The memory of R2-D2 has many files with images. First he wanted to use a well-known encrypting algorithm. The point of the method is to replace the least significant bits of the image with the encrypted message bits. The difference is practically unnoticeable on the picture, so one won’t suspect that it contains a hidden message.

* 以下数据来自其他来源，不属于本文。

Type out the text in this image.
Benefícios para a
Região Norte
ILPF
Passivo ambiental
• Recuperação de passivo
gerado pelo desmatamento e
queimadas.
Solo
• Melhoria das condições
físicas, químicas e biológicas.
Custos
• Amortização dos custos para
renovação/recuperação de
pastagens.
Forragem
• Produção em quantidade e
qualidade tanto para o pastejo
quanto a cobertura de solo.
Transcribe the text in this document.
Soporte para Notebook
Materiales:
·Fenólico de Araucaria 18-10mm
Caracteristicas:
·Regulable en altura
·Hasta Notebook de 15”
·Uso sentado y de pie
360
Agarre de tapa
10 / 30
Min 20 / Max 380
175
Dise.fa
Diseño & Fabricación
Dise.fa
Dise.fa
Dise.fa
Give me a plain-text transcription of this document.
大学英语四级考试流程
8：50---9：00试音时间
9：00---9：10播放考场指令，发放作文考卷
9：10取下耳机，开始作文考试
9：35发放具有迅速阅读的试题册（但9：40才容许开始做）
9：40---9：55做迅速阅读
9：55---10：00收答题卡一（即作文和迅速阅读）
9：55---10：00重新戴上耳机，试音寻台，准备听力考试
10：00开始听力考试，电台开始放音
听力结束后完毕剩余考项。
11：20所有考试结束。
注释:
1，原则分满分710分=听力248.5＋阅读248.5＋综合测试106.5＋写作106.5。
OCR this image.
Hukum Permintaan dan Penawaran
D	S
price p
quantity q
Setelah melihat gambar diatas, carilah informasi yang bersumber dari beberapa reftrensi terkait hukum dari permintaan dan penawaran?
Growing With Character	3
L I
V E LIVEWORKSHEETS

But then R2-D2 decided that this method is quite well-known and the information won’t be protected enough. He decided to change the least significant bits of the image so that the secret information was a continuous sequence of the bytes of the image file. Help the droid determine if it is possible. And if it is, find the minimum number of bits to alter.
Input
The first line of the input contains integers n and m (1 ≤ n, m ≤ 250 000) — the sizes of the image file and of the file with the secret information in bytes. On the second line the content of the file with an image is given and the third line contains the secret information. The files are given as a sequence of space-separated bytes. Each byte is written as a sequence of eight bits in the order from the most to the least significant bit.
Output
Print "No", if it is impossible to encrypt information in this image. Otherwise, print in the first line "Yes", and in the second line — the number of bits to alter and the number of the byte in the file with the image, starting from which the secret information will be recorded. If there are multiple possible variants, print the one where the secret information is written closer to the beginning of the image file.
Sample Input
3 2
11110001 11110001 11110000
11110000 11110000
3 1
11110000 11110001 11110000
11110000
Sample Output
Yes
1 2
Yes
0 1
分析
题目看不懂说什么= =。。反正就是说给两个由8个01串组合成的序列A和B,现在能通过修改A序列中各01串的最后一位使得B串在A中匹配,问最少要修改多少位,且最开始匹配的位置是什么。
先不考虑最少修改几位。只考虑每个01串前面7位的话,B串在A串中所有能匹配的位置可以用KMP求出。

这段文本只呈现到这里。